Well I gotta run as my time limit is up. If you have my caring bridge site...you can check for updates on there.
Jody
I came back in as a PHP (Partial Hospitalization Program) admit. On Aug 28, I was admitted to IP (Inpatient) due to self harm urges. I spent 1 night IP and then told them I was ok and was allowed to go home for the long Labor Day weekend. The weekend was horrible. I struggled...with eating...with coping...with exercising...with life in general. Came back to PHP on Tuesday, Sept 2. Day got worse as it went on. I scratched my arms until they were about to bleed during a group but didn't tell anyone as I had a sweatshirt on with a pocket in the front. I was asked several times by nurses/therapists if I could contract for safety for the night. I told them point blank that I was saying YES because if I said NO, then I would be put IP again. I went to H&S's house (my friends that I stayed with last time and that I have been staying with this time). Went straight to my room. Went on facebook for a little while. Then headed to the basement to watch tv. On my way past the table in tears (as I had been in tears the whole day) H asked me if it was a bad day. I said, "Yep, that's the story of my life right now". They left me alone for a while. Pretty soon S came downstairs and told me he wanted to talk. We talked a little but I didn't talk much. He wanted me to open up. I couldn't. Finally I did. I told him point blank that at that time I was feeling like I didn't care if I woke up tomorrow (today) morning. He told me he was bringing me back to the hospital. I told him NO. Needless to say I'm here. I'm IP. I'm off SPIII (suicide prevention level III) as of this evening but won't be discharged probably until next week. I'm VERY depressed. The doc changed my meds today. Hopefully that helps. I'm not sure what is going on. When I'm not here, I'm hurting myself or overexercising and if I'm not doing either of those things, I'm sleeping. Hubby has made several comments about my sleep habits lately. Calling him last night was very hard. I'm really struggling with how I have let EVERYONE down yet again. I'm such a failure. I'm working thru these feelings, but it's tough.

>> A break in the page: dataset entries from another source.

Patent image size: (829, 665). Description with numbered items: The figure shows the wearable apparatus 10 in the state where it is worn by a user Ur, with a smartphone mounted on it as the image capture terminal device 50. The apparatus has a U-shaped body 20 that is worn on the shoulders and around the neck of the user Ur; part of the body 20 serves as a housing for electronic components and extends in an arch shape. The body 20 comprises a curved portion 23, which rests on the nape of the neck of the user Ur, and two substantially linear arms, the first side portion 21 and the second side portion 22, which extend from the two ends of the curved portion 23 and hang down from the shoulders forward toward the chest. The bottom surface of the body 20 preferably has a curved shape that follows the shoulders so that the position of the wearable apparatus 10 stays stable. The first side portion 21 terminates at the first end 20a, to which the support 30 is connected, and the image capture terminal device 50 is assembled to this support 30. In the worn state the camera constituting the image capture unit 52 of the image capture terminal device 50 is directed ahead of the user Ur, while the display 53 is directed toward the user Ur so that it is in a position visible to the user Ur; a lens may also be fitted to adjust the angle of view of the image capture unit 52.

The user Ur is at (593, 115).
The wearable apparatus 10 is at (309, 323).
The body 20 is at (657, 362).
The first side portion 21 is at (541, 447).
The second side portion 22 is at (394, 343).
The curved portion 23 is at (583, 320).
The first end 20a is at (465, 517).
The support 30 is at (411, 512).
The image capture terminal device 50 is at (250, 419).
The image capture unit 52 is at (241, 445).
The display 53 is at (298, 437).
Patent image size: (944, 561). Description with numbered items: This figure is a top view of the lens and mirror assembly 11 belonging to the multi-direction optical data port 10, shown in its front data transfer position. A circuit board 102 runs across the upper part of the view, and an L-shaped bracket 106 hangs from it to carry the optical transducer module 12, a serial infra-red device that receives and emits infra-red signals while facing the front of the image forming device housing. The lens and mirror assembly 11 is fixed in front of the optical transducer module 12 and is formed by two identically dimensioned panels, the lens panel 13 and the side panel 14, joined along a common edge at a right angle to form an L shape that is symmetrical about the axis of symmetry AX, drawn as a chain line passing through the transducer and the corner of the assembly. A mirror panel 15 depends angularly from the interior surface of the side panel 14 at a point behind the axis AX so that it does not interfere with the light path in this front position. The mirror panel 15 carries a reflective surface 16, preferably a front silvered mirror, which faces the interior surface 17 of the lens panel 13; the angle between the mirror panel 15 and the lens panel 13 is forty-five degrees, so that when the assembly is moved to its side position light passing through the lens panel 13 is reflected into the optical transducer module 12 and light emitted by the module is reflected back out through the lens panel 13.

To top matter off Hubby's dad has cancer. Have I said that before??? We found out for sure on Aug 21st. He's having a tumor removed from his bladder this friday. I may not be allowed to be there now. That will not be good for me or Hubby. I NEED to be with him that day. Depending on how surgery goes, we will find out if/how much chemo/radiation he will have to have.
Well I gotta run as my time limit is up. If you have my caring bridge site...you can check for updates on there.